Soruşturma sadece tokat atma olayı yönünden genişletilmiştir. Nitekim Askerî
Savcılık, Askerî Mahkemenin 23/10/2013 tarihli kararından sonra olayın cinayet
olabileceği hususu ile ilgili olarak herhangi bir araştırma yapmaksızın 353
sayılı Kanun'un 109. maddesi uyarınca Er F.K. hakkında asta müessir fiil
suçundan iddianame hazırlamıştır. Keza Askerî Mahkeme 7/1/2014 tarihli
kararında, olayın cinayet olabileceği yönündeki iddialara ilişkin ayrıntılı
değerlendirmeyi daha önceki 23/10/2013 tarihli kararında yaptığını belirterek
bu husus ile ilgili olarak ayrı bir değerlendirme yapmamıştır. Başvurucu,
mevcut başvuruda oğlunun tokat atma olayının etkisi ile intihar ettiği/intihara
karar verdiği yönünde bir iddia da ileri sürmemiştir. Bu durumda cinayet
ihtimalinin etkili bir şekilde soruşturulmadığı yönündeki şikâyetle ilgili
olarak Anayasa Mahkemesine, bireysel başvurunun en geç Askerî Mahkemenin
23/10/2013 tarihli kararının öğrenilmesinden itibaren otuz gün içinde yapılmış
olması gerekir. Dosya kapsamından Askerî Mahkemenin 23/10/2013 tarihli
kararının başvurucuya tebliğ tarihi anlaşılmamakla birlikte başvurucunun bu
karardan en geç Askerî Savcılık tarafından verilen 19/11/2013 tarihli kararın
tebliğ tarihi olan 12/12/2013 tarihinde haberdar olduğunun kabul edilmesi
gerekir. Bu durumda cinayet ihtimalinin etkili bir şekilde soruşturulmadığı
yönündeki şikâyetle ilgili olarak bireysel başvurunun Anayasa Mahkemesine en
son 13/1/2014 tarihine kadar yapılmış olması gerekirken 12/2/2014 tarihinde
yapılan başvuruda süre aşımı bulunduğu sonucuna ulaşılmıştır.

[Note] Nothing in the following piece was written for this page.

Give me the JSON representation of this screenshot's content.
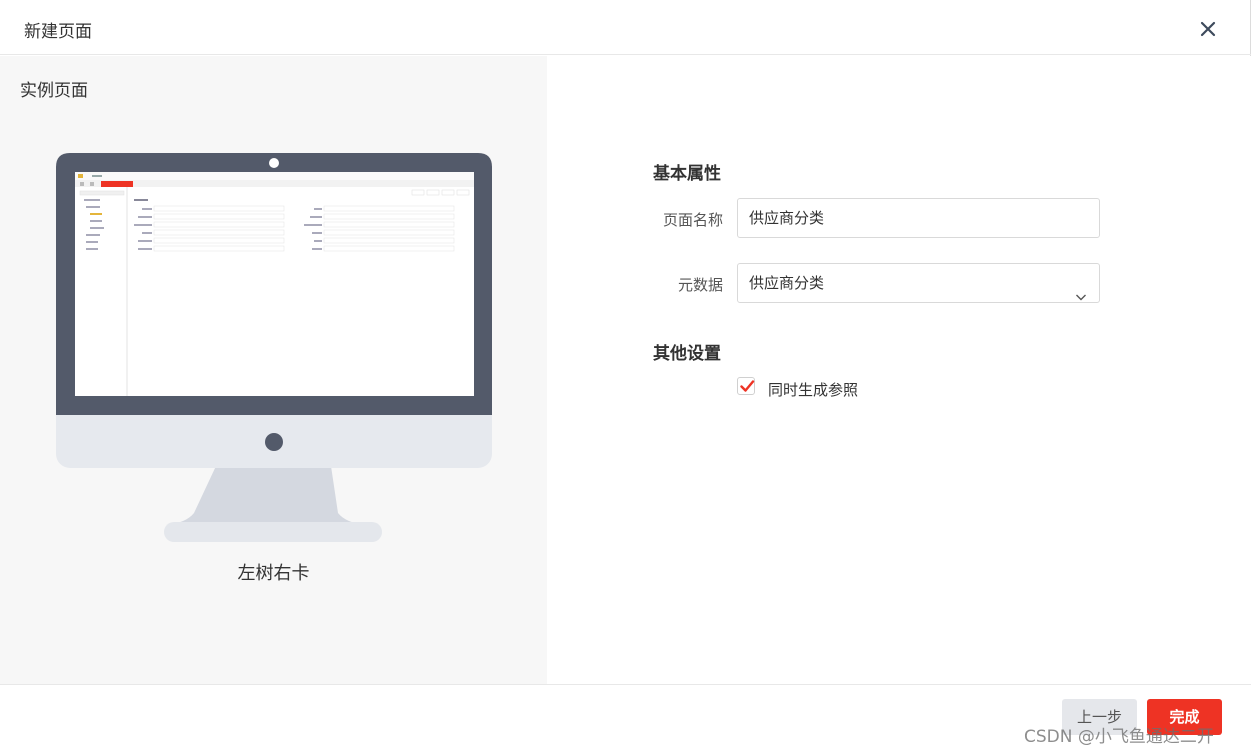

36. Açıklanan nedenlerle başvurunun diğer kabul edilebilirlik
koşulları yönünden incelenmeksizin süre
aşımı nedeniyle kabul edilemez olduğuna karar verilmesi gerekir.
VI. HÜKÜM
Açıklanan gerekçelerle;
A. Başvurunun süre aşımı nedeniyle
KABUL EDİLEMEZ OLDUĞUNA,
B. Yargılama giderlerinin başvurucu üzerinde BIRAKILMASINA
5/4/2018 tarihinde OYBİRLİĞİYLE karar verildi.